The latest release of Apache Hadoop code includes a new workload management tool that backers of the project say will make it easier for developers to build applications for the big data platform.
Hadoop has proven itself as a powerful way for some of the leading technology companies in the world like Yahoo and Google to manage large amounts of data. Hadoop systems have thus far relied on MapReduce to process data, but included in the latest iteration of the open source code is Yarn, which is a platform to run other applications within Hadoop alongside MapReduce. Yarn monitors the resources applications need and then provisions the capacity within the distributed computing system.
Hadoop enthusiasts say this is an important feature to let more applications run within the big data open system and could lead to a wave of new analytics apps for Hadoop. "Yarn is on the critical path to Hadoop having better resource management and supporting mixed workloads and usages," says Gartner information management analyst Merv Adrian, who tracks Hadoop. "It fixes some major gaps and will enable some exciting developments in the years ahead."
[ MORE OPEN SOURCE: Stack Wars: OpenStack vs. CloudStack vs. Eucalyptus ]
The 2.0 version adds a number of components, including architecting for high availability, and adding scale to individual clusters, allowing them to grow to 4,000 machines (a Hadoop deployment can consist of multiple clusters). The biggest change though is the addition of Yarn, which has been in planning for four years and under development for two and been described by some as a next-generation MapReduce architecture.
Yarn splits up two major functions currently combined into one by MapReduce; it separates job scheduling/monitoring and resource management. It works by monitoring what resources applications need, then creates containers of CPU and RAM nodes to serve to those apps. "Yarn is fundamentally simple, but extremely scalable," says Arun Murthy, co-founder of Hadoop distribution company Hortonworks, who has been in charge of developing Yarn within the Apache open source community. Blogger Brian Proffitt at ReadWrite notes that Yarn removes "one-at-a-time" limitations of apps running on Hadoop, and allows the Hadoop systems to now run multiple applications at once.
The advantages are multifold. For one, Hadoop is adding functionally to run multiple applications at once. Second, developers can now write apps to Yarn specifications and be assured that they'll work in a Hadoop system. MapReduce can also now focus on its core functionality instead of managing resources for bolt-on apps.
Hadoop backers expect that the advent of Yarn could open the floodgates for new applications being built to run on Hadoop. Already some projects, like Apache Tez, have been created to do more advanced data processing compared to what MapReduce specializes in. Tez uses real-time analytics and in-memory processing for higher-speed queries, for example. There are many more applications expected for streaming analytics. Twitter Storm is one, while other ETL (extract, transform and load) apps could be integrated as well.

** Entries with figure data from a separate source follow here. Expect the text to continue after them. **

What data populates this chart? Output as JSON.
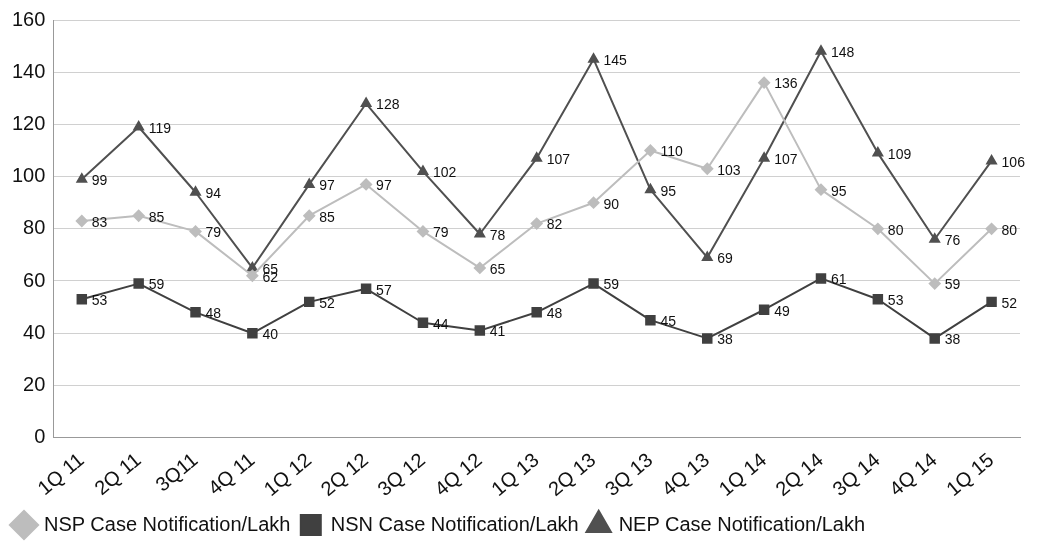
{
  "chart_data": {
    "type": "line",
    "categories": [
      "1Q 11",
      "2Q 11",
      "3Q11",
      "4Q 11",
      "1Q 12",
      "2Q 12",
      "3Q 12",
      "4Q 12",
      "1Q 13",
      "2Q 13",
      "3Q 13",
      "4Q 13",
      "1Q 14",
      "2Q 14",
      "3Q 14",
      "4Q 14",
      "1Q 15"
    ],
    "series": [
      {
        "name": "NSP Case Notification/Lakh",
        "color": "#bdbdbd",
        "marker": "diamond",
        "values": [
          83,
          85,
          79,
          62,
          85,
          97,
          79,
          65,
          82,
          90,
          110,
          103,
          136,
          95,
          80,
          59,
          80
        ]
      },
      {
        "name": "NSN Case Notification/Lakh",
        "color": "#404040",
        "marker": "square",
        "values": [
          53,
          59,
          48,
          40,
          52,
          57,
          44,
          41,
          48,
          59,
          45,
          38,
          49,
          61,
          53,
          38,
          52
        ]
      },
      {
        "name": "NEP Case Notification/Lakh",
        "color": "#505050",
        "marker": "triangle",
        "values": [
          99,
          119,
          94,
          65,
          97,
          128,
          102,
          78,
          107,
          145,
          95,
          69,
          107,
          148,
          109,
          76,
          106
        ]
      }
    ],
    "ylim": [
      0,
      160
    ],
    "yticks": [
      0,
      20,
      40,
      60,
      80,
      100,
      120,
      140,
      160
    ],
    "grid": "y",
    "legend": "bottom",
    "data_labels": true
  }
}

Technically engineers could architect the system to allow for additional functionality for analysis on top of MapReduce, but now Yarn acts as a platform for hosting apps for that specific purpose. Some believe Yarn could be the base-level framework for a platform as a service (PaaS) running on Hadoop that could compete with the likes of VMware's open source Cloud Foundry PaaS.
Apache Hadoop 2.0 is expected to be declared stable enough for a beta release at some point this week, with a general availability release expected in the coming weeks after that, Murthy says. Some of Hadoop's earliest adopters, like Yahoo, have already tested Yarn and companies that create commercial distributions of the code are expected to integrate Yarn into their offerings as well. Hortonworks, for example, hopes to have Yarn functionality in its Hadoop distribution by mid to late summer.
So does 2.0, and specifically Yarn, represent Hadoop growing up? "Absolutely," says Adrian, the Gartner analyst. "But mainstream organizations need to rely on the commercial distributor for anything they expect to put into serious production use." Companies like Hortonworks, Cloudera, MapR and even IBM all have commercial distributions of the code. While the project may be growing up, Adrian notes it's still in its "early adolescence," he notes. The addition of Yarn could go a long way to supporting a budding industry of creating applications that run on Hadoop, though.